The process of paying off credit card debt becomes even more complicated when multiple credit cards are involved. Varying monthly payment due dates, coupled with different minimum amounts owed can make the credit card game a thorny situation, indeed. But fortunately, if you own your own home, and you have some solid equity built up in it, you can apply for a home-equity loan, which you can in turn use to pay off your credit card debts.
- Those with massive credit card debts may struggle to bring down their balance, despite religiously making minimum monthly payments.
- Individuals with equity built up in their homes may wish to consider apply for a home-equity loan, which may be used to pay off credit card debt.
- Home equity loans offer the advantage of low interested rates, that are often modestly higher than primary mortgage rates.
- Taking out a home equity loan may be too risky a prospect for some people, who fear losing their homes, in the event that they default on the loan.
There are a few important characteristics to home-equity loans that one must consider, when contemplating this strategy of paying off credit card debt. The most important aspect is the risk you one takes on when securing the loan with their home as collateral. In the event a borrower is unable to repay the loan, there's the very real and terrifying possibility that his house may be seized and sold by the lender, to collect on the funds he's owed.
For many families, the prospect of losing their home may be too off-putting. While credit scores are repairable, uprooting your family due to a foreclosure on your home can be an unimaginable, permanently scarring event. Moreover, a home-equity loan can also and up being vastly more expensive than a similar debt consolidation loan, because it requires a home appraisal, along with other fees typically associated with primary mortgage transactions.
A home equity loan is typically referred to as a "HELOC," which stands for Home Equity Line of Credit.

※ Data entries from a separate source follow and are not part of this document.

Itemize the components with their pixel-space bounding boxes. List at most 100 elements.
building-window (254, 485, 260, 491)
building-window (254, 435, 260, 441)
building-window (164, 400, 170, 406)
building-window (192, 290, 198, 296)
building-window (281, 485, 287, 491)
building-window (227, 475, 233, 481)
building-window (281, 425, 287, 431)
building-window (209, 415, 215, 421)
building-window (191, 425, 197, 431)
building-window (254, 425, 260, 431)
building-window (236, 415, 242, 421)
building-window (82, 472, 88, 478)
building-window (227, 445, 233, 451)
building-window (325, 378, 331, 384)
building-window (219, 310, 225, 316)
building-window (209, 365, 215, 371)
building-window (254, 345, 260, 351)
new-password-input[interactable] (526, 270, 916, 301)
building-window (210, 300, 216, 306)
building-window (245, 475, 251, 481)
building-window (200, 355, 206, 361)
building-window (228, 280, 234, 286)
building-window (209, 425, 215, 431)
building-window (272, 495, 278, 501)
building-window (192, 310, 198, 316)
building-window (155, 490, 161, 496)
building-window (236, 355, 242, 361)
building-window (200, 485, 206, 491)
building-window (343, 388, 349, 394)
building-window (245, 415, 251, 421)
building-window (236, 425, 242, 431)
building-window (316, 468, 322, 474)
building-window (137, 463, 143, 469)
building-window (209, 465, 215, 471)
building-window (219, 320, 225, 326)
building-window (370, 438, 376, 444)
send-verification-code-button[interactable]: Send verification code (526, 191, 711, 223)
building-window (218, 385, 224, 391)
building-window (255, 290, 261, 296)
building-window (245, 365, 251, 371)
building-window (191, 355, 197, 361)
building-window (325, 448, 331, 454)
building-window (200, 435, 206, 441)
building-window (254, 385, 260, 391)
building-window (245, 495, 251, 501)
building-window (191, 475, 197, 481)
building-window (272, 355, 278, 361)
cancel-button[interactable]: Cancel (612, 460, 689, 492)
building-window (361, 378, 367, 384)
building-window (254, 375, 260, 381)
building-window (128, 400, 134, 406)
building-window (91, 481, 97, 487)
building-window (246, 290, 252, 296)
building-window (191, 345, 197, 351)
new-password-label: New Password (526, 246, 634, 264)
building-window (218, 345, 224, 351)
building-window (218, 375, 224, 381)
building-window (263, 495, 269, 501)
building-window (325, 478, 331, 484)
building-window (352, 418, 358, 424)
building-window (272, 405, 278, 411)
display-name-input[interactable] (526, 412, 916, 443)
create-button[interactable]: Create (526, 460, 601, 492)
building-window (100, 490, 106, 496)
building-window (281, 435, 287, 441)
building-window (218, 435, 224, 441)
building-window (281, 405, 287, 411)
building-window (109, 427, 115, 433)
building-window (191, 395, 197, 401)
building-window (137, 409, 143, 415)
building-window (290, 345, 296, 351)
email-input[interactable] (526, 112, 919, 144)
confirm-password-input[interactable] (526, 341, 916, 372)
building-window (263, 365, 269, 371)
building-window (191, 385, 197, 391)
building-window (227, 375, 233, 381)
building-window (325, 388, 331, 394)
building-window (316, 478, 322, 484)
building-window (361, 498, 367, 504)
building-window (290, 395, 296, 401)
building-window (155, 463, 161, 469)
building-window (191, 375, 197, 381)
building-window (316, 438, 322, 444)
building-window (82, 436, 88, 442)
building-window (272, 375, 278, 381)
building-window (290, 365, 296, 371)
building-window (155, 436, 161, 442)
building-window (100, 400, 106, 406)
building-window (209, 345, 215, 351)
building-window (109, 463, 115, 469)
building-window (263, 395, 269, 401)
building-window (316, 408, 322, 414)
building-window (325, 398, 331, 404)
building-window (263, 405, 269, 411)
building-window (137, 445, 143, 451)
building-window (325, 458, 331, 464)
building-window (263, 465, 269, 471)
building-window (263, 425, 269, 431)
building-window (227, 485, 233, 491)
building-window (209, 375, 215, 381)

On the other hand, one of the great advantages to using a home-equity loan to pay off credit card debt is the low interest rate afforded to these secured loans. Most home-equity loan rates are just a step higher than primary mortgage rates, and they are usually much lower than average credit card interest rates. Therefore, using a home-equity loan can help you pay off your credit card debt much sooner, since less money funnels towards drawing down accrued interest. Furthermore, the interest charged on a home-equity loan is also tax-deductible, for those who itemize deductions on their tax returns. Due to the combination of interest and tax savings advantages, many believe that the home equity loan option reigns supreme over other debt-management strategies.